Christine Schöpf: So richtig angestanden sind wir nie. Es war sicher die Konstellation nicht ganz einfach. Ars Electronicas Veranstalter waren der ORF und das Brucknerhaus. In den ersten Jahren waren dort Horst Stadlmayer und Ernst Kubin die Direktoren, das war eine sehr angenehme Zusammenarbeit. Es hat wirklich super funktioniert. Unter Karl Gerbel, der ein guter Direktor war, aber, der den ORF unbedingt draußen haben wollte, gab es dann Reibereien zwischen den Alphatieren Gerbel und Hannes Leopoldseder.

Und dann ging es so aus, dass wir uns auf die Computerkultur gesetzt haben und Weibel mehr in Richtung Avantgarde gehen wollte. Das wollte ich nicht, da gab es ja schon den Steirischen Herbst in Graz und da wären wir immer Zweiter gewesen. Aus dem heraus hat sich dann der Prix Ars Electronica entwickelt.

Der Prix ist entstanden, weil Herbert W. Franke mit jemandem von Siemens an uns herantrat, weil sie etwas Modernes sponsern wollten, um ihr Image zu verjüngen. Und wir haben dann überlegt und überlegt. Und schließlich hat Hannes Leopoldseder gesagt, wir machen einen Preis. Viele haben gesagt, sie würden sich nicht an einem Wettbewerb beteiligen. Aber wie man sieht: Das Gegenteil war der Fall.

Prix Ars Electronica 2017, photo: Ars Electronica / Robert Bauernhansl

Wenn du deinem jüngeren Ich aus der jetzigen Perspektive einen Ratschlag geben könntest, welcher wäre das?

Christine Schöpf: Halte immer die Augen offen, die Ohren offen, und bleib neugierig, immer wieder neugierig! Und halte durch!

Worauf freust du dich jetzt besonders, in deiner Ars Electronica Pension?

Christine Schöpf: Im Publikum zu sitzen bei der Gala, ganz ohne Anspannung, das wird schon schön, darauf freue ich mich. Es ist jetzt einfach wesentlich entspannter. Aber wenn Not an der Frau ist würde ich natürlich einspringen!

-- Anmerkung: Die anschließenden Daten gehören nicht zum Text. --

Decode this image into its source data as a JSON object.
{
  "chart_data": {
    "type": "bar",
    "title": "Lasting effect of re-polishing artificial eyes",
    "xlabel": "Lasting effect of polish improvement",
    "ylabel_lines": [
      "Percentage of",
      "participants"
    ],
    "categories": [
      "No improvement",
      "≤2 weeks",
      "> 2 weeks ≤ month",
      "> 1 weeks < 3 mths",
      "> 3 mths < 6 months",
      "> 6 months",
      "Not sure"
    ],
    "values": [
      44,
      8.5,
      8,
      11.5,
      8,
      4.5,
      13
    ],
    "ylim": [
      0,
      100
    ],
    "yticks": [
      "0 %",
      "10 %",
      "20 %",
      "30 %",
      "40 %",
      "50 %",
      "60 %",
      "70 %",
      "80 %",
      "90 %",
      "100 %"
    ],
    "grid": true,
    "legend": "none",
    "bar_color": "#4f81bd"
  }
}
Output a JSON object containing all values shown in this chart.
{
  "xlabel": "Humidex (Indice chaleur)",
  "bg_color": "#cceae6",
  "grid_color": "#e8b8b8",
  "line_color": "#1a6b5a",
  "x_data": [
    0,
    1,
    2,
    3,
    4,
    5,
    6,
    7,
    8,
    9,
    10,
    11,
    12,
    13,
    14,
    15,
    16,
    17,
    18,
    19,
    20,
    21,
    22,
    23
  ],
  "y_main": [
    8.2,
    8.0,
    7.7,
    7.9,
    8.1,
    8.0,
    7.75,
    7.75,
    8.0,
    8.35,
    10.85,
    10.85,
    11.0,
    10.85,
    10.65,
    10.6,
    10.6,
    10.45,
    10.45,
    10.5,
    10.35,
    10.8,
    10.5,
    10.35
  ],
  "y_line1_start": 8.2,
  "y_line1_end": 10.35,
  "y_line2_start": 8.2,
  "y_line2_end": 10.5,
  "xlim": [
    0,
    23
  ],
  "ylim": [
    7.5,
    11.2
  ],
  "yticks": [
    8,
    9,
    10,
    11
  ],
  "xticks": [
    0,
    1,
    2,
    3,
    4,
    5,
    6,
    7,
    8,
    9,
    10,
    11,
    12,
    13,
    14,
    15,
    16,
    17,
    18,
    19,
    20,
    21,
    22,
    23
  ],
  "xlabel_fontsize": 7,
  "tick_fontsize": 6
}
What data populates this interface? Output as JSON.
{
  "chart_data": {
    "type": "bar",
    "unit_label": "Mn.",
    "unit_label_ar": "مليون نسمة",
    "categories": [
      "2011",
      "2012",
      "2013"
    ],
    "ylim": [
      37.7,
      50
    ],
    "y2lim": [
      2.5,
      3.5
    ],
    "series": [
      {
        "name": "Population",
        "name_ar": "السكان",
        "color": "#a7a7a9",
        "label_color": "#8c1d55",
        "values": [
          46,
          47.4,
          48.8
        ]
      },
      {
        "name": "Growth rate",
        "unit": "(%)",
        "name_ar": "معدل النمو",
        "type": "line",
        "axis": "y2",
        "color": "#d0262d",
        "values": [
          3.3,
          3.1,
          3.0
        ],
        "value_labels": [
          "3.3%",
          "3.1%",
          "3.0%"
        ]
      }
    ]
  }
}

Prix Ars Electronica 2019, photo: vog.photo

Du hast in deinem Statement vorher bereits von dem Führungsteam gesprochen, dem du voll und ganz vertraust weil sie eine ausgezeichnete Arbeit machen. Möchtest du den jetzigen ProjektleiterInnen trotzdem noch einen Ratschlag mit auf den Weg geben?

Christine Schöpf: Die machen ihre Sache eh so gut! Ich habe aber immer sehr viel Wert auf die Jury gelegt. Ich wollte immer eine Jury, die sich aus verschiedenen Kompetenzen zusammensetzt. Und ich wollte eigentlich die Leute persönlich kennen, beziehungsweise jemanden haben, den ich von jemand Vertrautem empfohlen bekommen habe. Es ist wahnsinnig wichtig, wie in einer Jury die Chemie stimmt. Wenn die nicht stimmt, bekommst du kein gutes Ergebnis. Das möchte ich den Verantwortlichen auch mitgeben.

Seit 1979 wirkt Christine Schöpf (AT) maßgeblich an der Entwicklung von Ars Electronica mit. Zwischen 1987 und 2003 war sie federführend an der Konzeption und Organisation des Prix Ars Electronica beteiligt und ist seit 1996 gemeinsam mit Gerfried Stocker für die künstlerische Leitung des Ars Electronica Festival verantwortlich. Christine Schöpf studierte Germanistik und Romanistik und war anschließend als Radio- und Fernsehjournalistin tätig. Von 1981 bis 2008 leitete sie das Kultur- und Wissenschaftsressort des ORF Oberösterreich. Seit 2009 ist Christine Schöpf Honorarprofessorin der Kunstuniversität Linz.